Quant aux pesticides, il semblerait qu'à cause de l'adaptabilité des ravageurs, leur efficacité ne soit pas si claire. Aux USA, l'usage de pesticides à augmenté de 3300% (!) depuis 1945 sans pour autant diminuer les pertes de récolte totales. Pourquoi ?

  • Les monocultures n'existent pas dans la nature : elles sont inévitablement une opportunité pour les ravageurs.
  • L'artificialisation (pas d'arbres, de haies, de mares...) ne permet pas la survie de tous les animaux auxiliaires qui régulent normalement les ravageurs.
  • Le sol lui aussi est artificialisé (travail mécanique intense, engrais chimiques, pesticides...), ce qui affaiblit les plantes.
  • Les variétés sélectionnées pour leur productivité le sont au détriment de leur rusticité.

Le bio industriel, sauf concernant l'usage de molécules chimiques, ne résout pas vraiment ces problèmes. Pour favoriser les auxiliaires régulateurs, c'est simple : richesse et diversité écologique.

Il y a donc des avantages à créer des variétés locales, et les auteurs font de même avec les moutons : créer une race locale adaptée aux conditions de leur ferme. Les moutons d'Ouessant sont bien rustiques, mais trop petits. Ils les ont donc croisé avec une race de moutons à viande, ce qui a fonctionné, sauf que les moutons avaient gardé un trait indésirable des Ouessant : n'avoir qu'un agneau par an. Un nouveau croisement a été fait avec les Shetland, une race rustique qui peut avoir deux petits par portée : succès. Les descendants de ces croisement sont relativement autonomes et agnèlent seuls.

Les auteurs expérimentent aussi avec la traction animale, pour les légumes de garde et ceux pour lesquels la demande est très forte (pommes de terre, poireaux, oignons...), mais aussi  pour produire du blé. Si les légumes sont rentables, le blé est purement expérimental : son coût de production est énorme comparé à celui de l'agriculture classique. Là aussi les auteurs créent leur propre variété de blé. Ils sèment un mélange d'une trentaine de variétés anciennes, à forte diversité génétique, sur 1500m². Chaque année une partie de la récolte sert au semis suivant. L'objectif est, en quelques années, d'arriver à un blé adapté aux conditions locales : les variétés adaptées prospèrent, les autres régressent, et en même temps elles s'hybrident à hauteur de 5% par an.

Il est aussi question du blé "de jardin". Il s'agit de s'inspirer d'un savoir antique en bonne partie perdu, c'est donc très expérimental.

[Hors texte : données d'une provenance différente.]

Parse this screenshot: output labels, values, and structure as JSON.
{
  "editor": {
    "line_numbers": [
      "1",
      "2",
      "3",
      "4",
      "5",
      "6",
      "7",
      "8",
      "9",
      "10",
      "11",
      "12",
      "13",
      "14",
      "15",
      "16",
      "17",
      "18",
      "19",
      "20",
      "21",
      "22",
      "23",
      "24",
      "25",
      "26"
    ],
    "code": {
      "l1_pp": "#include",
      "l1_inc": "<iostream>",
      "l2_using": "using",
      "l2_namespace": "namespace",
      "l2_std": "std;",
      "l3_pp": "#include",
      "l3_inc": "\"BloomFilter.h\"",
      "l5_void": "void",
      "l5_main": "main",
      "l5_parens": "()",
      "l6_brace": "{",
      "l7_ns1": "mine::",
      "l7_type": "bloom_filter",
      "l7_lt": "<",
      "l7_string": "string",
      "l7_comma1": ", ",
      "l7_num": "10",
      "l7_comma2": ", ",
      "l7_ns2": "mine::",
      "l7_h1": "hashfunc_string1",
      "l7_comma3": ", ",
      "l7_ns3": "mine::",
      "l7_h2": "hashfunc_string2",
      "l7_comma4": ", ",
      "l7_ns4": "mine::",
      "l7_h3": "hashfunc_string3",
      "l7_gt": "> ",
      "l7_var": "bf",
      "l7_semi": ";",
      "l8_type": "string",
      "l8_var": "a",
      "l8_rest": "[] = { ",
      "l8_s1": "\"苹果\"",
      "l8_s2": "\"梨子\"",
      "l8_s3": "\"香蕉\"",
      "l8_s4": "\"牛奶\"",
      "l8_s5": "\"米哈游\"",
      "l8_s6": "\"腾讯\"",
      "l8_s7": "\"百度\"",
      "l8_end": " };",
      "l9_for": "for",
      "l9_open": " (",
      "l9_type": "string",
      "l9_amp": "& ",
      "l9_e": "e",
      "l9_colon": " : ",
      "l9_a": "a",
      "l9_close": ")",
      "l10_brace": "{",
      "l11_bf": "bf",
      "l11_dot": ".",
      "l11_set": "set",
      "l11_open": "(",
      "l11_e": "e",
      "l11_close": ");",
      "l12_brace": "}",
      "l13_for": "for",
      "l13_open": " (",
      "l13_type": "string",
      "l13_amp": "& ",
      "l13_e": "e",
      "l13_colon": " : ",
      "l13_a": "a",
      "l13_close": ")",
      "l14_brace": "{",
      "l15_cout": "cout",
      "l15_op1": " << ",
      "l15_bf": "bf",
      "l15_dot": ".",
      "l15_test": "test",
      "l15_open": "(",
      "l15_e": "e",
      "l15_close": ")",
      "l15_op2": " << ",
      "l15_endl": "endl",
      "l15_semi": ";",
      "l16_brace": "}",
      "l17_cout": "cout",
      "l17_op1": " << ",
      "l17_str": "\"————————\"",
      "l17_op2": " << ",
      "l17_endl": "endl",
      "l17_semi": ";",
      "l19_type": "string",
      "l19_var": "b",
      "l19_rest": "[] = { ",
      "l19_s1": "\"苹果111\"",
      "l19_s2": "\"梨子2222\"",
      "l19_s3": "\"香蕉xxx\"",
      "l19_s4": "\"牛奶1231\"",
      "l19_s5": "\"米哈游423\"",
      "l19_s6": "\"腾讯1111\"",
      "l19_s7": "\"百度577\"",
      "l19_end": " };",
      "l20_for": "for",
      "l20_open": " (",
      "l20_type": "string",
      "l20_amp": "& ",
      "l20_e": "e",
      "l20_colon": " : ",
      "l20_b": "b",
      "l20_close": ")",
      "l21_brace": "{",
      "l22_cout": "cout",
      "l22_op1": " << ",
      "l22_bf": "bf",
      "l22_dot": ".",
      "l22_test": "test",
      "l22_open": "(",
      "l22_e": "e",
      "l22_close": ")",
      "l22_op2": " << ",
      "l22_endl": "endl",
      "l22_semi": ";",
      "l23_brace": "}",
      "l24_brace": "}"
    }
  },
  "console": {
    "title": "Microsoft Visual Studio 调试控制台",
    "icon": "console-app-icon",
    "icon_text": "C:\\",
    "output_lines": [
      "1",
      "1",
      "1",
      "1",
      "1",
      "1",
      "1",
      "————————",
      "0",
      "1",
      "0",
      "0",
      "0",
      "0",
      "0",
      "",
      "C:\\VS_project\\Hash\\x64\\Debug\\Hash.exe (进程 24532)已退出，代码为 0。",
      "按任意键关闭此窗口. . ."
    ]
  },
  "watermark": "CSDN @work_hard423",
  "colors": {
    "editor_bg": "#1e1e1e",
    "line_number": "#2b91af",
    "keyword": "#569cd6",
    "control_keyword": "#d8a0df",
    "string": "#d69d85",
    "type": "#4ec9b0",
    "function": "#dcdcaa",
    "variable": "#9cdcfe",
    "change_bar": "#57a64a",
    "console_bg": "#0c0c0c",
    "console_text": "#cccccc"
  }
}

Le fait est que la Chine et l’Égypte antiques nourrissaient de vastes populations sans combustibles fossile... avec des rendements parfois bien supérieurs à ceux d'aujourd'hui, aussi bien en terme de grains par épi qu'en quintaux par hectare. Comment est-ce possible ? Si les techniques étaient certainement multiples, il semble que les grains pouvaient être plantés un par un, très espacés et régulièrement buttés et sarclés, ce qui favorise le tallage (capacité des céréales à donner plusieurs tiges et épis à partir d'un seul grain). En France, Marc Bonfils se serait livré à des expériences de ce genre. Je précise que ce point est un peu flou, mais c'est une piste à explorer pour se préparer un monde post-pétrole.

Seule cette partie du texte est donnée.